Physics is the natural science that studies the nature and properties of matter, and its motion and behavior through space and time. Physics is one of the most fundamental scientific disciplines, and its basic goal is to understand how the universe behaves.
Overview and History
The University of Washington has taught Physics since the late 1800's. A distinct Department of Physics is first listed in the 1905 general catalogue. Some notable portions of the Department's history are recounted here.
The Department moved into the present Physics/Astronomy Building (PAB) in 1994. The current state of the Department of Physics is summarized in the department fact sheet.
The Department of Physics offers instruction at all levels including introductory general education, baccalaureate preparation for scientific and teaching careers, and doctoral and post-doctoral education. The department encourages the involvement of undergraduates in research; currently more than 180 undergraduates participate in research within the department.
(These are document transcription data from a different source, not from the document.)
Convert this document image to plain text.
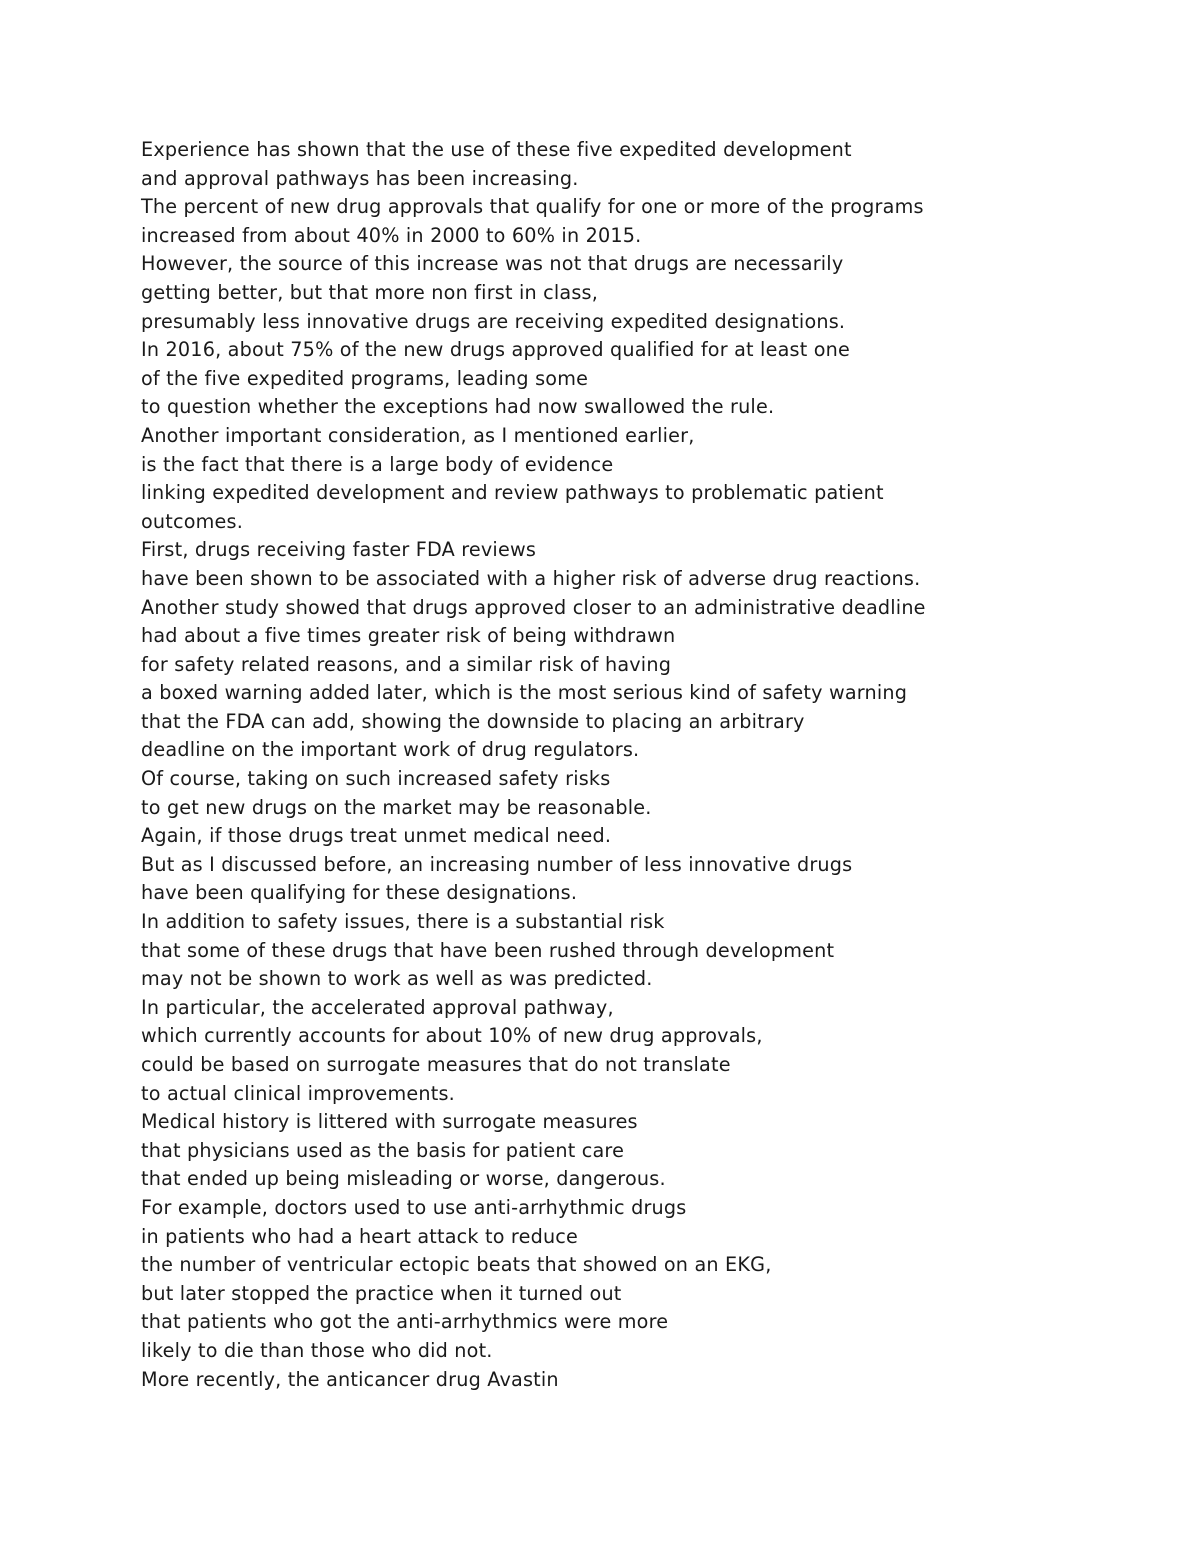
Experience has shown that the use of these five expedited development
and approval pathways has been increasing.
The percent of new drug approvals that qualify for one or more of the programs
increased from about 40% in 2000 to 60% in 2015.
However, the source of this increase was not that drugs are necessarily
getting better, but that more non first in class,
presumably less innovative drugs are receiving expedited designations.
In 2016, about 75% of the new drugs approved qualified for at least one
of the five expedited programs, leading some
to question whether the exceptions had now swallowed the rule.
Another important consideration, as I mentioned earlier,
is the fact that there is a large body of evidence
linking expedited development and review pathways to problematic patient
outcomes.
First, drugs receiving faster FDA reviews
have been shown to be associated with a higher risk of adverse drug reactions.
Another study showed that drugs approved closer to an administrative deadline
had about a five times greater risk of being withdrawn
for safety related reasons, and a similar risk of having
a boxed warning added later, which is the most serious kind of safety warning
that the FDA can add, showing the downside to placing an arbitrary
deadline on the important work of drug regulators.
Of course, taking on such increased safety risks
to get new drugs on the market may be reasonable.
Again, if those drugs treat unmet medical need.
But as I discussed before, an increasing number of less innovative drugs
have been qualifying for these designations.
In addition to safety issues, there is a substantial risk
that some of these drugs that have been rushed through development
may not be shown to work as well as was predicted.
In particular, the accelerated approval pathway,
which currently accounts for about 10% of new drug approvals,
could be based on surrogate measures that do not translate
to actual clinical improvements.
Medical history is littered with surrogate measures
that physicians used as the basis for patient care
that ended up being misleading or worse, dangerous.
For example, doctors used to use anti-arrhythmic drugs
in patients who had a heart attack to reduce
the number of ventricular ectopic beats that showed on an EKG,
but later stopped the practice when it turned out
that patients who got the anti-arrhythmics were more
likely to die than those who did not.
More recently, the anticancer drug Avastin
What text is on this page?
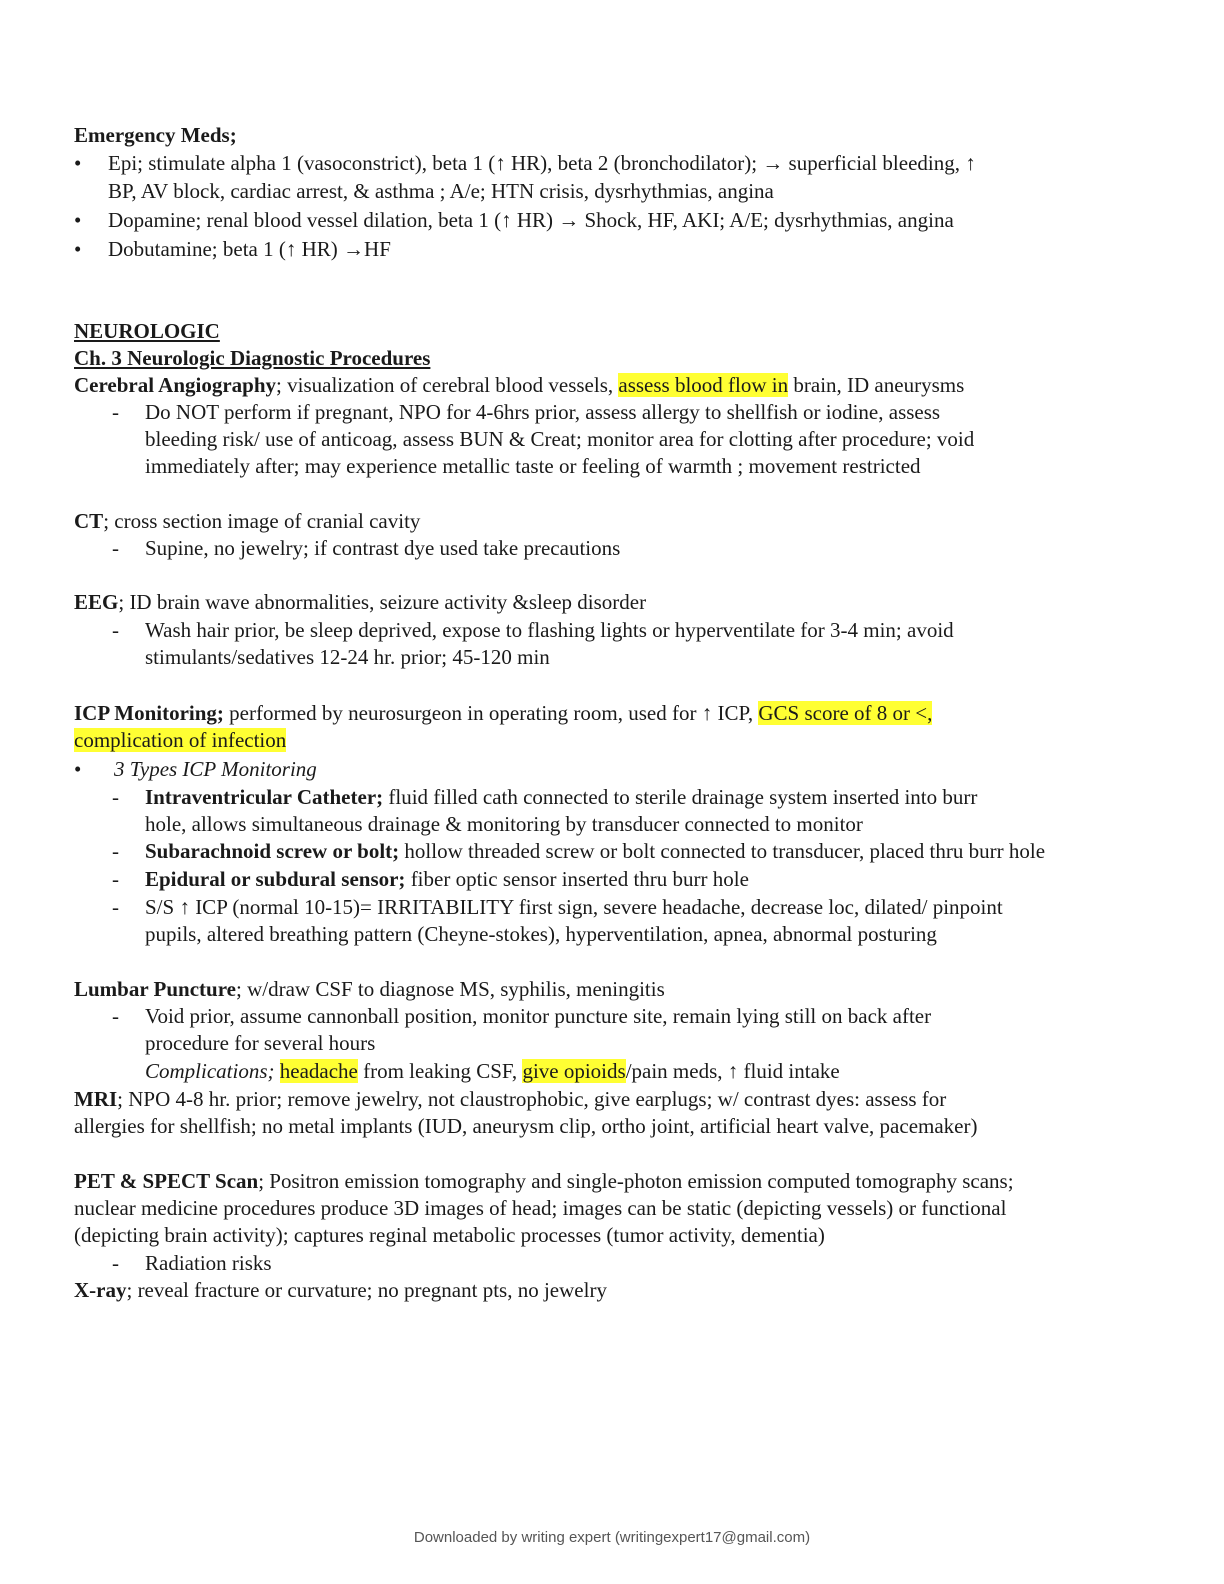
Emergency Meds;
• Epi; stimulate alpha 1 (vasoconstrict), beta 1 (↑ HR), beta 2 (bronchodilator); → superficial bleeding, ↑
BP, AV block, cardiac arrest, & asthma ; A/e; HTN crisis, dysrhythmias, angina
• Dopamine; renal blood vessel dilation, beta 1 (↑ HR) → Shock, HF, AKI; A/E; dysrhythmias, angina
• Dobutamine; beta 1 (↑ HR) →HF
NEUROLOGIC
Ch. 3 Neurologic Diagnostic Procedures
Cerebral Angiography; visualization of cerebral blood vessels, assess blood flow in brain, ID aneurysms
- Do NOT perform if pregnant, NPO for 4-6hrs prior, assess allergy to shellfish or iodine, assess
bleeding risk/ use of anticoag, assess BUN & Creat; monitor area for clotting after procedure; void
immediately after; may experience metallic taste or feeling of warmth ; movement restricted
CT; cross section image of cranial cavity
- Supine, no jewelry; if contrast dye used take precautions
EEG; ID brain wave abnormalities, seizure activity &sleep disorder
- Wash hair prior, be sleep deprived, expose to flashing lights or hyperventilate for 3-4 min; avoid
stimulants/sedatives 12-24 hr. prior; 45-120 min
ICP Monitoring; performed by neurosurgeon in operating room, used for ↑ ICP, GCS score of 8 or <,
complication of infection
• 3 Types ICP Monitoring
- Intraventricular Catheter; fluid filled cath connected to sterile drainage system inserted into burr
hole, allows simultaneous drainage & monitoring by transducer connected to monitor
- Subarachnoid screw or bolt; hollow threaded screw or bolt connected to transducer, placed thru burr hole
- Epidural or subdural sensor; fiber optic sensor inserted thru burr hole
- S/S ↑ ICP (normal 10-15)= IRRITABILITY first sign, severe headache, decrease loc, dilated/ pinpoint
pupils, altered breathing pattern (Cheyne-stokes), hyperventilation, apnea, abnormal posturing
Lumbar Puncture; w/draw CSF to diagnose MS, syphilis, meningitis
- Void prior, assume cannonball position, monitor puncture site, remain lying still on back after
procedure for several hours
Complications; headache from leaking CSF, give opioids/pain meds, ↑ fluid intake
MRI; NPO 4-8 hr. prior; remove jewelry, not claustrophobic, give earplugs; w/ contrast dyes: assess for
allergies for shellfish; no metal implants (IUD, aneurysm clip, ortho joint, artificial heart valve, pacemaker)
PET & SPECT Scan; Positron emission tomography and single-photon emission computed tomography scans;
nuclear medicine procedures produce 3D images of head; images can be static (depicting vessels) or functional
(depicting brain activity); captures reginal metabolic processes (tumor activity, dementia)
- Radiation risks
X-ray; reveal fracture or curvature; no pregnant pts, no jewelry
Downloaded by writing expert (writingexpert17@gmail.com)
Ongoing research in the Department of Physics covers many areas. These include searches for new particles and forces, connections between quantum information and gravity, and studies of the collective behavior of many particle systems ranging from nuclei to nanostructures to living cells to neutron stars. See our research pages for more information.
The Department of Physics currently has about 60 faculty and 35 postdoctoral research associates. Department faculty have been the recipients of numerous national and international honors. These include the 1989 Nobel prize awarded to Hans Dehmelt, the 2016 Nobel prize to David Thouless, and the 2021 Breakthrough Prize in Fundamental Physics awarded to Eric Adelberger, Jens Gundlach and Blayne Heckel.